It Must Be Heaven : ‘MAMI’ Review – An Absurdist Observational Comedy Wrapped in a Meta-Critic of Political and Societal bounds
The first thing you will notice about Elia Suleiman’s ‘It Must Be Heaven’ is its delirious comic tone. This absurd meta-comedy is about a few too many things. Firstly, it’s a direct critic of how cinema is often conceived and restricted by regional bounds. Secondly, it’s a triggering political satire on how a country is typecasted in a certain way even when the new millennium and social-media togetherness has almost nullified that gap. Moreover, it is a sharp observational/physical comedy (sans Buster Keaton-esque vignettes) of errors that provides deadpan belly-laughs if you can look beyond their episodic presence.
However, ‘It Must Be Heaven’ is an ironically titled film about the search for a dream place that one can settle down in. The film begins in Palestine and moves to Paris and New York before detouring back to where it began. There’s a sense of sadness that prevails in this journey. A sense of displacement that questions its silent protagonist’s quest for understanding where is his place in this world. This forms the crux of Elia Suleiman’s brilliant new film that comes a decade after ‘The Time That Remains (2002).’

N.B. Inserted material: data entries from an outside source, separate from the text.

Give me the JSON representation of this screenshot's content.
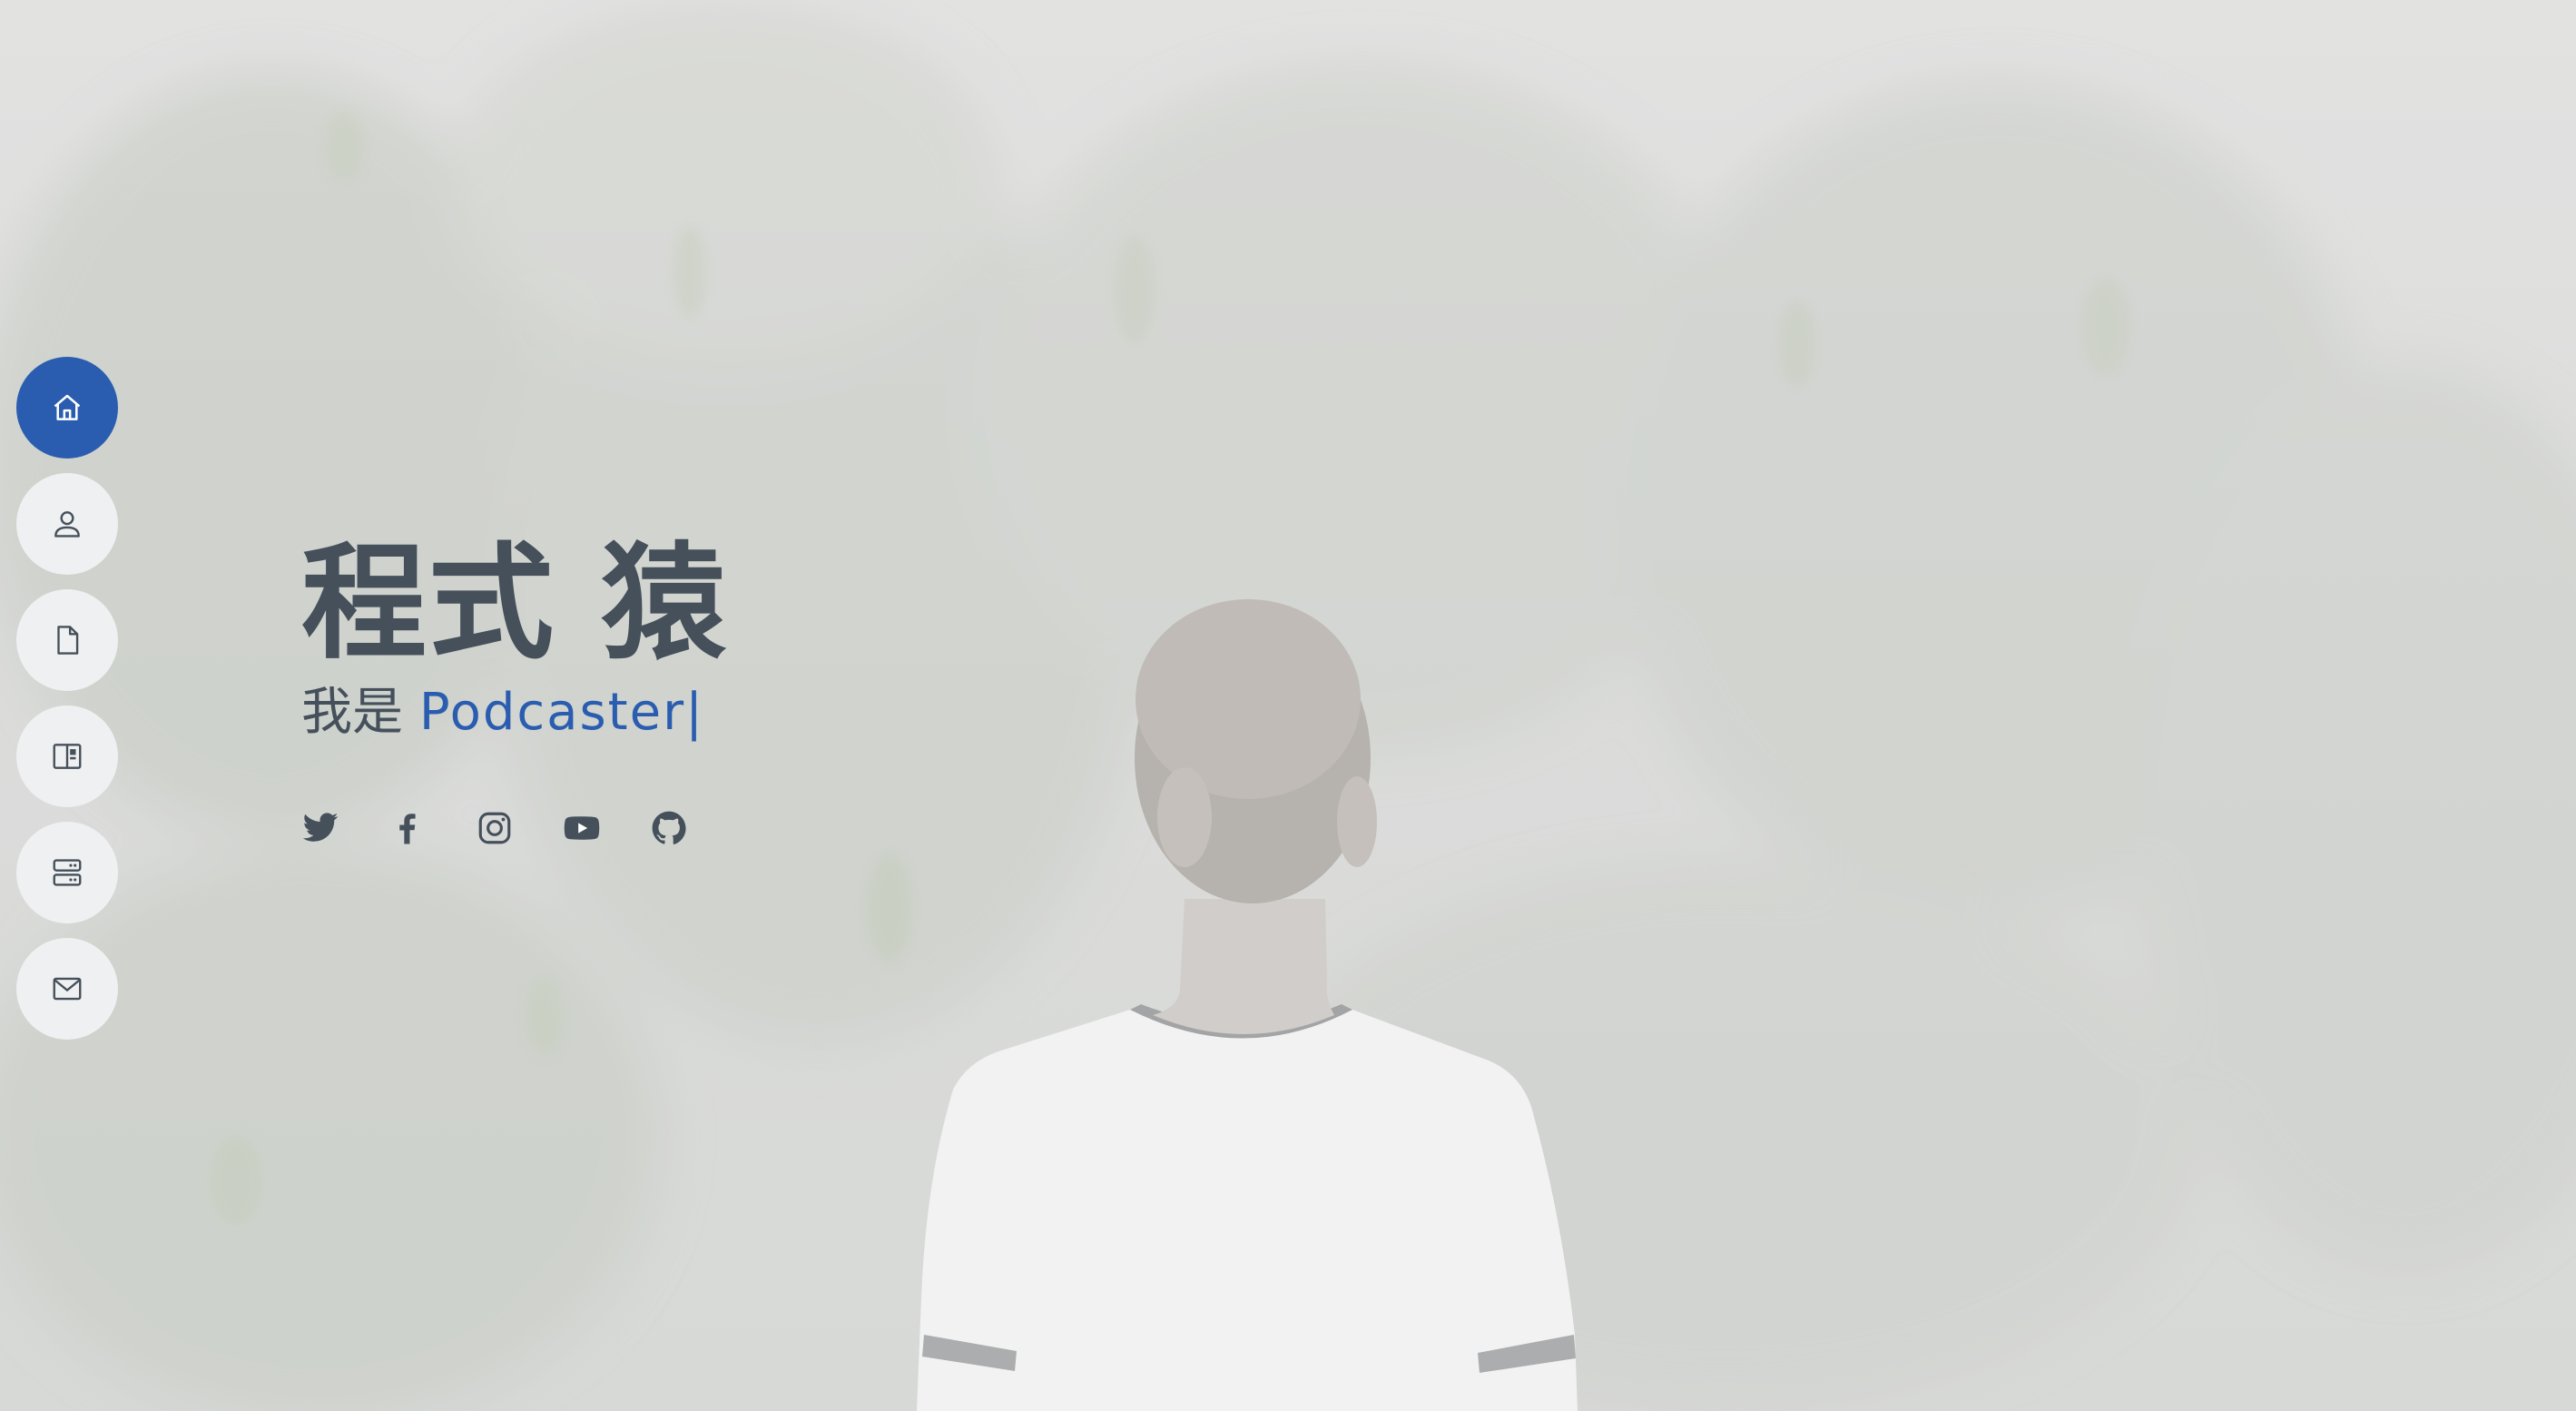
{
  "hero": {
    "name": "程式 猿",
    "typed_prefix": "我是 ",
    "typed_word": "Podcaster",
    "cursor": "|"
  },
  "nav": {
    "items": [
      {
        "icon": "home-icon",
        "active": true
      },
      {
        "icon": "person-icon",
        "active": false
      },
      {
        "icon": "file-icon",
        "active": false
      },
      {
        "icon": "book-half-icon",
        "active": false
      },
      {
        "icon": "server-icon",
        "active": false
      },
      {
        "icon": "envelope-icon",
        "active": false
      }
    ]
  },
  "social": [
    {
      "icon": "twitter-icon"
    },
    {
      "icon": "facebook-icon"
    },
    {
      "icon": "instagram-icon"
    },
    {
      "icon": "youtube-icon"
    },
    {
      "icon": "github-icon"
    }
  ],
  "colors": {
    "accent": "#2a5db0",
    "text": "#45505b",
    "nav_bg": "#eff0f1",
    "overlay": "#d6d7d6"
  }
}
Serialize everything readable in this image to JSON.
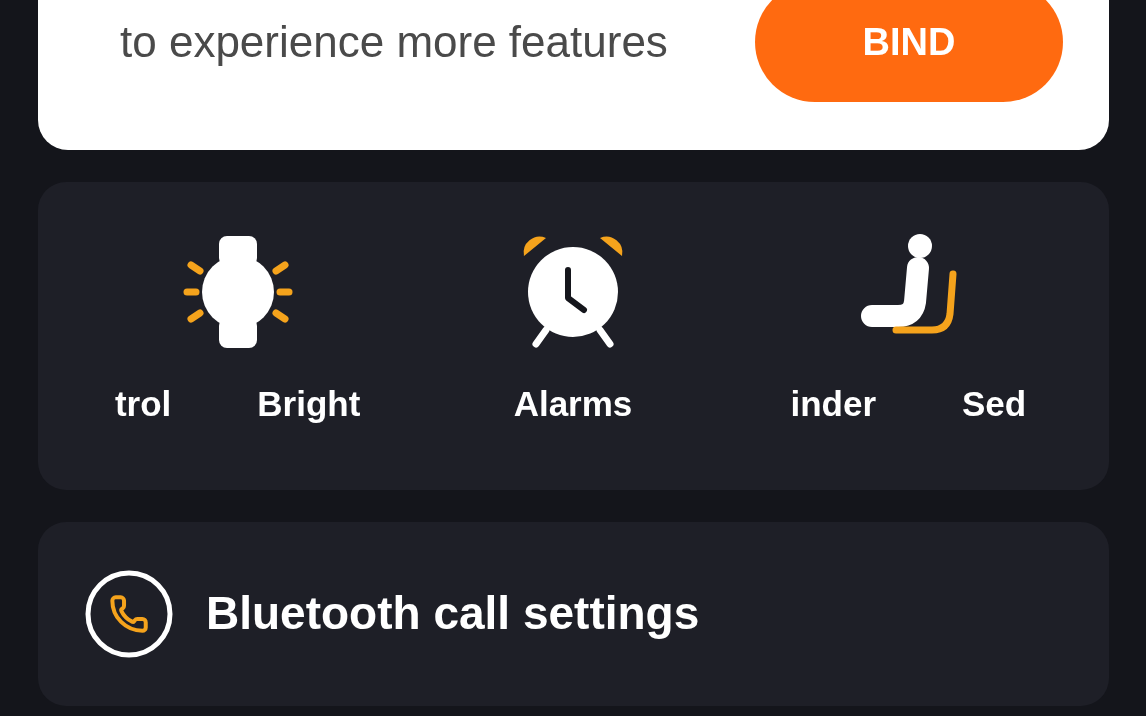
{
  "bind_banner": {
    "message": "to experience more features",
    "button": "BIND"
  },
  "features": [
    {
      "kind": "brightness",
      "labels": [
        "trol",
        "Bright"
      ]
    },
    {
      "kind": "alarm",
      "labels": [
        "Alarms"
      ]
    },
    {
      "kind": "sedentary",
      "labels": [
        "inder",
        "Sed"
      ]
    }
  ],
  "call_settings": {
    "label": "Bluetooth call settings"
  }
}
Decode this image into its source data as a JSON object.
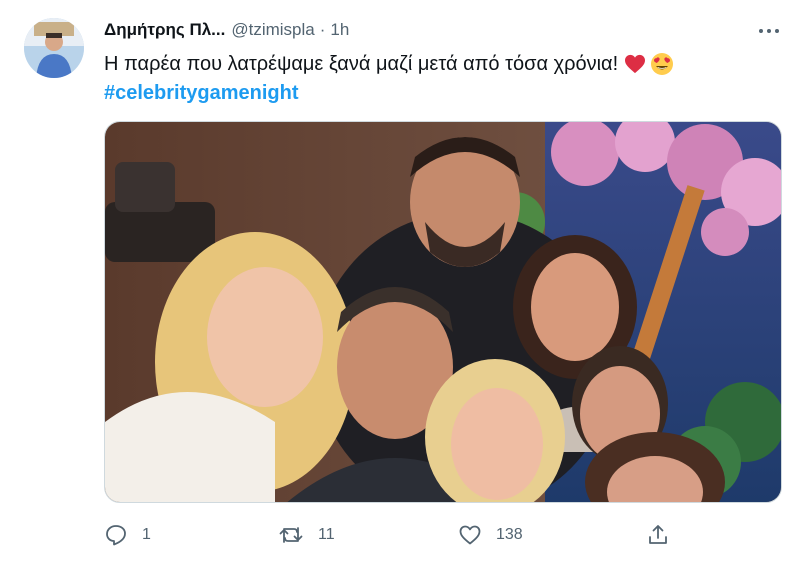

We open with Elia Suleiman playing himself. But before that, we also find a prologue where a priest beats the shit out of a drunkard. Sulieman takes us through a monotonous, strenuous daily routine where he is constantly bewildered and confused by how people act around him. In a self-contained way – this is his off time from doing/writing a film. Much like his decade long break before making ‘It Must Be Heaven,’ Elia’s deadpan humor moves from the bounds of his own home to the beautiful lands of France. In Paris, he is welcomed by the beautiful alluring beauty of fashion-ridden people pouncing around the streets as he looks by. Instantly we are forced to take notice and revel in it.
But then again, the beauty becomes a stead-fast recurring dream that he could simply see from outside his hotel room. It becomes boring over a period of time and is only disrupted when a cleaner blasting her favorite song comes into the store that has the ramp walk fixated on its walls. It soon becomes evident that Elia’s sense of place is still playing hide-and-seek with him. There’s a constant accumulation of anxiety here but Elia chooses to keep his deadpan expressions intact. This is why most of these outward expressions are expressed in a metaphorical weight coming out as frustration. He cleverly devises it around a sparrow that keeps disturbing his writing process.
“It Must Be Heaven” core does get repetitive once the drama moves from Paris to New York. Some of the allegories don’t land in the way the director intends and the themes of identity do take a backseat. This is when the director goes full meta in his investigation of how hard it is to sell the cinema in the contemporary world. In a hilarious scene, we find Elia sitting across Gael Garcia Bernal. In the sequence, Bernal (who is playing himself- Duh!) tries introducing Elia to a studio executive who could finance Elia’s Israeli project. He explicitly tells that his friend comes from Plastein but he makes comedies.
There are tons of instances when these self-reflective laughs come at rib-tickling speeds. This doesn’t take away the fact that many of these instances could just be plain boring for someone who is new to deadpan comedy or simply new to films that don’t necessarily follow a fixed narrative structure. But there’s also a certain universality about this experiment by Elia. For instance, the producer of Wild Bunch (who has backed ‘It Must Be Heaven’) meets the protagonist and tells him that he can’t produce the film because it has nothing to do with Plastein and could take place almost anywhere in the world.
“It Must Be Heaven” is comic tripe where the jokes are deeply drenched in middle-eastern conflicts and political bureaucracies. It is as much fun decoding them as it is to see them unfold in the realm of the deadpan expressionist at the center. It is a rebellion little film filled with an energy of annoyance – Both with the people who hold the power close and with nature itself. It is in a way a far cry for letting things be the way they are – Absurd, Ironical and unlike their nature which was pre-defined in a place that seems like heaven from a distance.